Lawmakers from both parties criticized Department of Homeland Security Secretary Kristi Noem’s handling of immigration enforcement in a fiery Senate Judiciary Committee hearing on Tuesday.
In a hearing that lasted more than four hours, they pressed her on everything from ad contracts to the killings of Alex Pretti and Renee Good by federal agents in Minnesota. The embattled secretary, who has faced calls for her resignation, is currently overseeing a department that is in its third week of being shut down.
“You only talk about situations like this that we are conducting, and you don’t talk about the good work that we do to protect people from being victimized by people that are in this country that want to conduct violent crimes against them,” Noem said in response to questioning from Minnesota Sen. Amy Klobuchar about a U.S. citizen who was detained by ICE, despite having proof of citizenship. “The laws need to apply to everyone.”
In his opening remarks, Sen. Chuck Grassley, the committee chair, said that “mistakes have been made” in the agency’s immigration enforcement operations.
“Let’s make it clear, one death is too many,” Grassley said. “But officers should never be threatened or harmed while enforcing our laws.”
Sen. Lindsey Graham, an outspoken supporter of President Donald Trump’s mass deportation effort, acknowledged that it was necessary to carry out investigations into the Minnesota shootings.
“[The shootings] should be investigated in Minnesota, we want to have orderly processes,” Graham said.
“If they go too far, we will hold them accountable,” Graham added.
Noem faced criticism from Republican and Democratic senators on the committee about the department’s handling of federal funds and its widespread use of aggressive force. She also repeatedly faced questions about whether she would rescind or apologize for her comments that claimed without evidence that Pretti and Good had been “engaged in acts of domestic terrorism,” which she repeatedly declined to do.
The Senate hearing was the first of two congressional DHS hearings this week. Noem is also set to appear tomorrow before the House Judiciary Committee.
The shootings — and ICE’s aggressive immigration tactics throughout the country — were a consistent theme throughout the hearing. Sen. Dick Durbin grilled Noem about the information she and the department posted on social media following the deadly Minneapolis shootings, accounts which government officials and eyewitness accounts have disputed.
Noem repeatedly said that she was “getting reports from the ground and agents at the scene,” and that the situation on the ground “was chaotic.”
“Is it so hard to say you were wrong?” Durbin asked in one heated exchange about Noem’s statements that Alex Pretti had been engaged in acts of domestic terrorism before he was shot.
“You and your agency rushed to brand these victims as ‘domestic terrorists,’” Durbin said. “We have ample video evidence and eyewitness testimony proving you are wrong. Your statements caused immeasurable pain to these families.”
In response, Noem said she “strived to provide accurate information, and will continue to do so,” but did not address the accusations.

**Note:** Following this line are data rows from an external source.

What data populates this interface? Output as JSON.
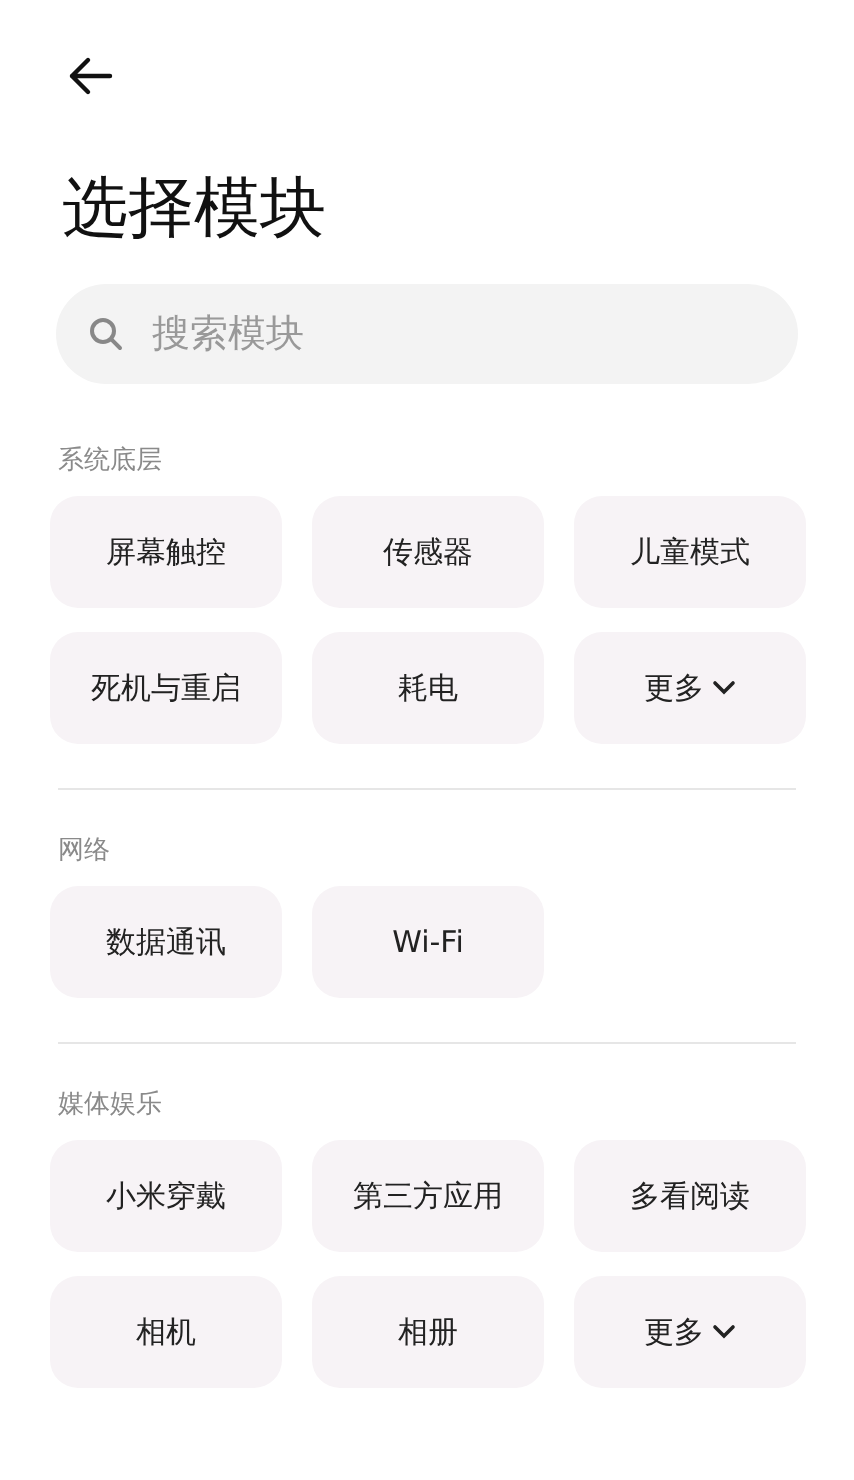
{
  "title": "选择模块",
  "search": {
    "placeholder": "搜索模块"
  },
  "sections": [
    {
      "label": "系统底层",
      "items": [
        {
          "kind": "module",
          "label": "屏幕触控"
        },
        {
          "kind": "module",
          "label": "传感器"
        },
        {
          "kind": "module",
          "label": "儿童模式"
        },
        {
          "kind": "module",
          "label": "死机与重启"
        },
        {
          "kind": "module",
          "label": "耗电"
        },
        {
          "kind": "more",
          "label": "更多"
        }
      ]
    },
    {
      "label": "网络",
      "items": [
        {
          "kind": "module",
          "label": "数据通讯"
        },
        {
          "kind": "module",
          "label": "Wi-Fi"
        }
      ]
    },
    {
      "label": "媒体娱乐",
      "items": [
        {
          "kind": "module",
          "label": "小米穿戴"
        },
        {
          "kind": "module",
          "label": "第三方应用"
        },
        {
          "kind": "module",
          "label": "多看阅读"
        },
        {
          "kind": "module",
          "label": "相机"
        },
        {
          "kind": "module",
          "label": "相册"
        },
        {
          "kind": "more",
          "label": "更多"
        }
      ]
    }
  ]
}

Noem said she believed there were approximately 650 federal immigration agents left in Minnesota, even after border czar Tom Homan had announced a wind down of operations weeks prior.
Perhaps the most tense exchange of the hearing was between Noem and North Carolina Sen. Thom Tillis. The senator, who is retiring at the end of this term, is one of the few Republicans who have publicly called for Noem to step down. He threatened to deny quorum and bill markups in as many committees as possible and block all Senate nominations if she does not answer his questions regarding DHS operations in his state.

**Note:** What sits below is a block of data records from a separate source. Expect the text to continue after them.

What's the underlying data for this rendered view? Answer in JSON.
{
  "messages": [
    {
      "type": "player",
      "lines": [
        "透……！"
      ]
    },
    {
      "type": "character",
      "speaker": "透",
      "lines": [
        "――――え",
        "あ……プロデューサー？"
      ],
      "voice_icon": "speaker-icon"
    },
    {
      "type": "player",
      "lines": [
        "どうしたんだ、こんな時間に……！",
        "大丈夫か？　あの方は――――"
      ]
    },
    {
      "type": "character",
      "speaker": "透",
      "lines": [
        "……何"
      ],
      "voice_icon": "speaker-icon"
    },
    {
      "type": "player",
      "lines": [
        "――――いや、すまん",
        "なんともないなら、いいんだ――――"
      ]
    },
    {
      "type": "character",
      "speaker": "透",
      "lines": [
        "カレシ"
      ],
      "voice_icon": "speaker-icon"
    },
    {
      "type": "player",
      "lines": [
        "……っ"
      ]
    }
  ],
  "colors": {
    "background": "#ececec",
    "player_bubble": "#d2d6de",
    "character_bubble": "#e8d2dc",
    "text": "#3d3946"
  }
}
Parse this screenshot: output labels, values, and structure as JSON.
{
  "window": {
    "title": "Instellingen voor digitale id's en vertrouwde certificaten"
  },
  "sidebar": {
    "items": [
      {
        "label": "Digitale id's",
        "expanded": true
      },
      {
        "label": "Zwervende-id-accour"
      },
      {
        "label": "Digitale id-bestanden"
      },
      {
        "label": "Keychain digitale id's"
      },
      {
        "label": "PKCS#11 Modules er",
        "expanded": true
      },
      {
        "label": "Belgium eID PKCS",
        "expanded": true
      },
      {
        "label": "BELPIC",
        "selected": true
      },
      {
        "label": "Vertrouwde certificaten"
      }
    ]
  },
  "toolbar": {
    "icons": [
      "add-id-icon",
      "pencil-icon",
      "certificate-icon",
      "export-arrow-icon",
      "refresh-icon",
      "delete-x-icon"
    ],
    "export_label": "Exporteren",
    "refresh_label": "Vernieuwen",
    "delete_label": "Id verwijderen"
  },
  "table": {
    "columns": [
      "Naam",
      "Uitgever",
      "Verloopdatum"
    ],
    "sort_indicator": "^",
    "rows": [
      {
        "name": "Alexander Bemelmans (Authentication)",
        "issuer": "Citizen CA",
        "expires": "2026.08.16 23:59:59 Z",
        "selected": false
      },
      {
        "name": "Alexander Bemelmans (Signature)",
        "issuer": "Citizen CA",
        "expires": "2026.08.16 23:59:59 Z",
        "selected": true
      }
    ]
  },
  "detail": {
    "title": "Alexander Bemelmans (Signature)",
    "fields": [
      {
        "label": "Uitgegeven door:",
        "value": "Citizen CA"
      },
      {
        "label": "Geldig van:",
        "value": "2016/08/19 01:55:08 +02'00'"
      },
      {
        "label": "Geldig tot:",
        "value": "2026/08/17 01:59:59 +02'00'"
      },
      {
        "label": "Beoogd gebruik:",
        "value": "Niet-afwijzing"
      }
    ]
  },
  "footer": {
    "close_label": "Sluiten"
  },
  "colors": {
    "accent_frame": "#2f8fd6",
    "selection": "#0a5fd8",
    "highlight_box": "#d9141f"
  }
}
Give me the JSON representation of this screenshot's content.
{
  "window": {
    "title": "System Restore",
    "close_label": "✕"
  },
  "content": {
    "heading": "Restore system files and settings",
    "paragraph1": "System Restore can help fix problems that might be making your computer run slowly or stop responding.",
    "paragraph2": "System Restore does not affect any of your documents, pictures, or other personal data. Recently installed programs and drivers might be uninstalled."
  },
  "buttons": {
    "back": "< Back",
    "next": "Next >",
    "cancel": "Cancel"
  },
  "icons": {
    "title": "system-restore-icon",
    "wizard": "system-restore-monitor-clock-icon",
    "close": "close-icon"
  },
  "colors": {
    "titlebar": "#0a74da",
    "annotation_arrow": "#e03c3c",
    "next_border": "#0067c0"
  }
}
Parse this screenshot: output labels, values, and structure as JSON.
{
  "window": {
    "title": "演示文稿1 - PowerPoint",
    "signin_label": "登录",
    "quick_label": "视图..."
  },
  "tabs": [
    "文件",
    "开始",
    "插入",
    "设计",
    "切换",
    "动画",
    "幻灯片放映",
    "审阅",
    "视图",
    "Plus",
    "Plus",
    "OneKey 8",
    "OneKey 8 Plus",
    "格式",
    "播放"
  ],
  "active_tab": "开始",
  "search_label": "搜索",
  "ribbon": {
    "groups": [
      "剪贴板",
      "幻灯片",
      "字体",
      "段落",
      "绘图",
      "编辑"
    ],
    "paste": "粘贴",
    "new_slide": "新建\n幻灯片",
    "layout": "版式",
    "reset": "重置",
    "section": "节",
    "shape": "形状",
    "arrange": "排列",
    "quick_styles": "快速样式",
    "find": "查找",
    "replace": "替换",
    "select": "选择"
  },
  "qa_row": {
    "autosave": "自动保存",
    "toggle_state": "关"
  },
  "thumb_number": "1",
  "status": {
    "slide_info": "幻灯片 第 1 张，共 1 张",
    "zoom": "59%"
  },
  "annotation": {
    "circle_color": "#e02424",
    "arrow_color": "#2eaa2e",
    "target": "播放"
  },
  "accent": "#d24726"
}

Tillis also pointed to a letter from DHS’s Office of Inspector General that said Noem had stopped internal investigations into 10 incidents.
“Quality matters, not quantity,” Tillis said. “What we’ve seen is a disaster under your leadership, Ms. Noem, a disaster.”

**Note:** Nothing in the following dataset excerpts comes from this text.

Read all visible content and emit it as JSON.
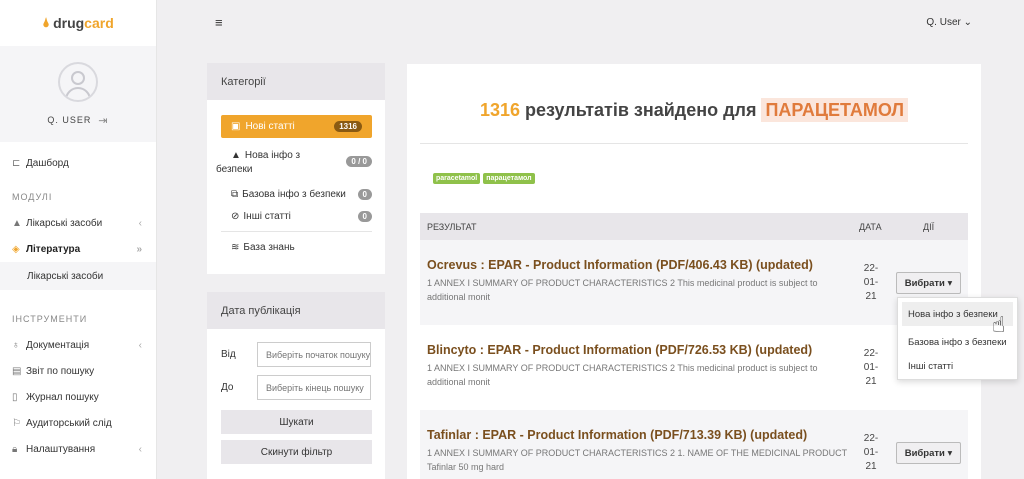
{
  "logo": {
    "drop": "🌢",
    "name": "drug",
    "accent": "card"
  },
  "profile": {
    "name": "Q. USER"
  },
  "topbar": {
    "user": "Q. User ⌄"
  },
  "sidebar": {
    "dashboard": "Дашборд",
    "modules_title": "МОДУЛІ",
    "drugs": "Лікарські засоби",
    "literature": "Література",
    "literature_sub": "Лікарські засоби",
    "tools_title": "ІНСТРУМЕНТИ",
    "docs": "Документація",
    "search_report": "Звіт по пошуку",
    "search_log": "Журнал пошуку",
    "audit": "Аудиторський слід",
    "settings": "Налаштування"
  },
  "categories": {
    "title": "Категорії",
    "new_articles": "Нові статті",
    "new_articles_count": "1316",
    "new_safety_line1": "Нова інфо з",
    "new_safety_line2": "безпеки",
    "new_safety_count": "0 / 0",
    "base_safety": "Базова інфо з безпеки",
    "base_safety_count": "0",
    "other": "Інші статті",
    "other_count": "0",
    "knowledge": "База знань"
  },
  "date_filter": {
    "title": "Дата публікація",
    "from_label": "Від",
    "from_placeholder": "Виберіть початок пошуку",
    "to_label": "До",
    "to_placeholder": "Виберіть кінець пошуку",
    "search_button": "Шукати",
    "reset_button": "Скинути фільтр"
  },
  "results": {
    "count": "1316",
    "found_text": " результатів знайдено для ",
    "query": "ПАРАЦЕТАМОЛ",
    "tags": [
      "paracetamol",
      "парацетамол"
    ],
    "col_result": "РЕЗУЛЬТАТ",
    "col_date": "ДАТА",
    "col_actions": "ДІЇ",
    "select_label": "Вибрати ▾",
    "rows": [
      {
        "title": "Ocrevus : EPAR - Product Information (PDF/406.43 KB) (updated)",
        "snippet": "1 ANNEX I SUMMARY OF PRODUCT CHARACTERISTICS 2 This medicinal product is subject to additional monit",
        "date": "22-01-21"
      },
      {
        "title": "Blincyto : EPAR - Product Information (PDF/726.53 KB) (updated)",
        "snippet": "1 ANNEX I SUMMARY OF PRODUCT CHARACTERISTICS 2 This medicinal product is subject to additional monit",
        "date": "22-01-21"
      },
      {
        "title": "Tafinlar : EPAR - Product Information (PDF/713.39 KB) (updated)",
        "snippet": "1 ANNEX I SUMMARY OF PRODUCT CHARACTERISTICS 2 1. NAME OF THE MEDICINAL PRODUCT Tafinlar 50 mg hard",
        "date": "22-01-21"
      }
    ]
  },
  "dropdown": {
    "item1": "Нова інфо з безпеки",
    "item2": "Базова інфо з безпеки",
    "item3": "Інші статті"
  },
  "colors": {
    "accent": "#f0a52c",
    "title_brown": "#7a4f1e",
    "tag_green": "#8fc14a"
  }
}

Noem was also questioned about recent DHS ads in which she warns immigrants that if they “cross the border illegally, we’ll find you. Break our laws? We’ll punish you.”
ProPublica reported the ads were made by a Noem-tied firm as part of a $220 million ad campaign. Noem said that she had spoken with Trump about the ads ahead of making them.
“[The ads] were effective in your name recognition,” Sen. John Kennedy told Noem. “To me it puts the president in a terribly awkward spot. I’m not saying you’re not telling the truth, it’s just hard for me to believe knowing the president as I do, that you said ‘Mr. President, here’s some ads I’ve cut and I’m going to spend $220 million running them,’ that he would have agreed to that. I don’t think Russ Vought at OMB would have agreed to that. It’s something we have to defend, I’m on the appropriations committee.”
Congress and the White House continue to debate funding for the department, which has been a point of contention following the Minnesota shootings. While a funding bill passed in the House, with the support of seven Democrats, it has repeatedly failed in the Senate.
“We are more than willing to fund TSA, more than willing to fund Coast Guard, more than willing to fund FEMA,” Democrat Sen. Sheldon Whitehouse said at the hearing. “It is the administration holding those agencies hostage in order to extract additional funding for ICE and CBP.”